Pakistan’s Federal Committee on Agriculture has fixed a wheat production target of 26.3 million tonnes for the October 2014 to March 2015 season, against 25.3 million tonnes harvested in the same period a year ago.

The wheat harvest in southern areas such as Sindh province is about to start. In eastern Punjab, northwestern Khyber Pakhtunkhwa and southwestern Balochistan provinces, it is due to begin in May.

Ghulam Rasul, the chief meteorologist at the Pakistan Meteorological Department, has warned that March’s abnormal early rains and predictions of uncertain weather in the wheat harvesting and threshing season may cause losses to farmers.

Strong winds, as experienced in recent weeks, can also knock mangoes off trees and hail storms could affect the quality of the fruit in southern parts of Punjab, Rasul was quoted as saying in the national media.

Other Rabi crops – which are sown in winter and harvested in the summer – such as mustard, gram, lentil, potato and other vegetables are also under threat this year, he added.

Costs to farmers

Researchers warned in a new study this week of the rising costs of climate change to Pakistan’s farming households.

“We could lose as much as 8 to 10 percent of agricultural productivity – corresponding to 30,000 rupees ($295) per acre – if we don’t introduce adaptive farming techniques,” said Ahmad Rafay Alam, an independent climate change expert and environmental lawyer.

Ali Dehlavi, one of the report’s authors and an economist with WWF-Pakistan, said productivity of cotton and wheat crops could be increased by up to around 50 per cent if adaptation measures were put into practice.

The Human Rights Commission report recommended making adaptation plans to grow different crops or introduce varieties that could cope better with changing weather patterns.

The commission’s chairperson, Zohra Yusuf, said the prognosis is grim, due to population pressures, diminishing natural resources and rising poverty.

The report also noted a “gap in governance”, which “belies the impression of government knowledge, or concern about the threats from a degraded environment”.

The federal government has largely devolved issues including the environment, ecology, health, food production and agriculture to the provinces.

Lawyer Alam said provincial authorities, especially in Sindh and Punjab, have made little effort to draw up climate adaptation policies.

“The provinces are just as responsible for ensuring water and food security as the federal government, but there appears no sense of the urgency to respond to the magnitude of the challenge,” he said.

Tensions over water

The report noted that the availability of water for agriculture, industry, urban use and environmental flows “is still contentious”, especially given the prospect of glacial retreat amid rising temperatures.

Disagreements over how to share water resources have created tensions with neighbouring India, as well as among Pakistan’s provinces.

Human Rights Commission head Yusuf said climate extremes and pressure on limited resources like water could also spur internal migration.

“Movement of population from one area to another due to environmental reasons – floods, drought – causes problems both for displaced people and host communities,” she added.

Alam said the Indus Waters Treaty, which regulates the rights of India and Pakistan over the tributary rivers of the Indus except the Kabul River, had been able to resolve disputes so far.

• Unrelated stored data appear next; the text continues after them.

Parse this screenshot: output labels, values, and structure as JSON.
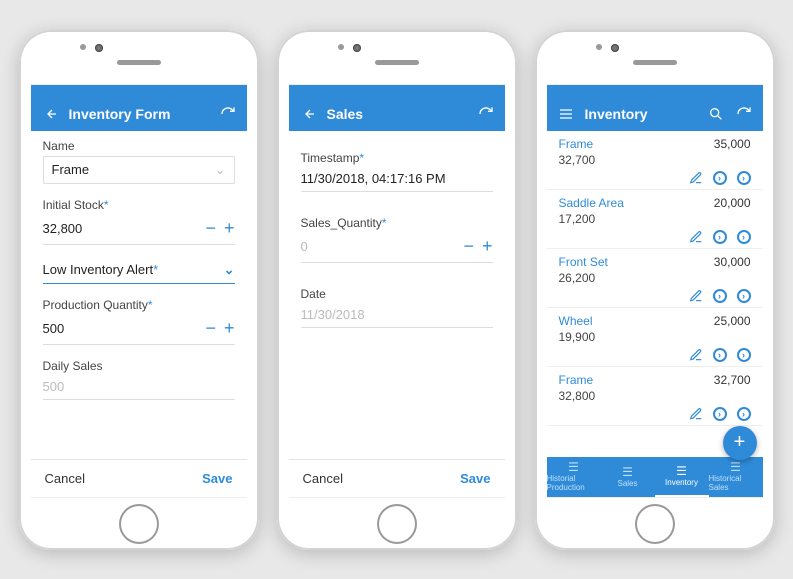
{
  "colors": {
    "accent": "#2f8bd8"
  },
  "phone1": {
    "title": "Inventory Form",
    "fields": {
      "name": {
        "label": "Name",
        "value": "Frame"
      },
      "initial_stock": {
        "label": "Initial Stock",
        "required": true,
        "value": "32,800"
      },
      "low_alert": {
        "label": "Low Inventory Alert",
        "required": true,
        "value": ""
      },
      "prod_qty": {
        "label": "Production Quantity",
        "required": true,
        "value": "500"
      },
      "daily_sales": {
        "label": "Daily Sales",
        "value": "500"
      }
    },
    "footer": {
      "cancel": "Cancel",
      "save": "Save"
    }
  },
  "phone2": {
    "title": "Sales",
    "fields": {
      "timestamp": {
        "label": "Timestamp",
        "required": true,
        "value": "11/30/2018, 04:17:16 PM"
      },
      "sales_qty": {
        "label": "Sales_Quantity",
        "required": true,
        "placeholder": "0",
        "value": ""
      },
      "date": {
        "label": "Date",
        "value": "11/30/2018"
      }
    },
    "footer": {
      "cancel": "Cancel",
      "save": "Save"
    }
  },
  "phone3": {
    "title": "Inventory",
    "items": [
      {
        "name": "Frame",
        "right": "35,000",
        "sub": "32,700"
      },
      {
        "name": "Saddle Area",
        "right": "20,000",
        "sub": "17,200"
      },
      {
        "name": "Front Set",
        "right": "30,000",
        "sub": "26,200"
      },
      {
        "name": "Wheel",
        "right": "25,000",
        "sub": "19,900"
      },
      {
        "name": "Frame",
        "right": "32,700",
        "sub": "32,800"
      }
    ],
    "tabs": [
      {
        "label": "Historial Production"
      },
      {
        "label": "Sales"
      },
      {
        "label": "Inventory",
        "active": true
      },
      {
        "label": "Historical Sales"
      }
    ],
    "fab": "+"
  }
}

But that had not stopped accusations in Pakistan that India is violating the treaty, he added.

“We probably waste and pollute more water than Indian is supposedly ‘stealing’,” he said.

In Pakistan, the Indus River System Authority regulates the flow of water between Punjab and Sindh. But Alam said “shaky official platforms” had not been able to find compromises between provinces on how the waters of the Indus Basin should be allocated and used.

“Depleting water resources are going to severely affect food security, which is already a cause for concern because of the high population growth rate,” the commission’s report noted.

This article is published in collaboration with the Thomson Reuters Foundation trust.org. Publication does not imply endorsement of views by the World Economic Forum.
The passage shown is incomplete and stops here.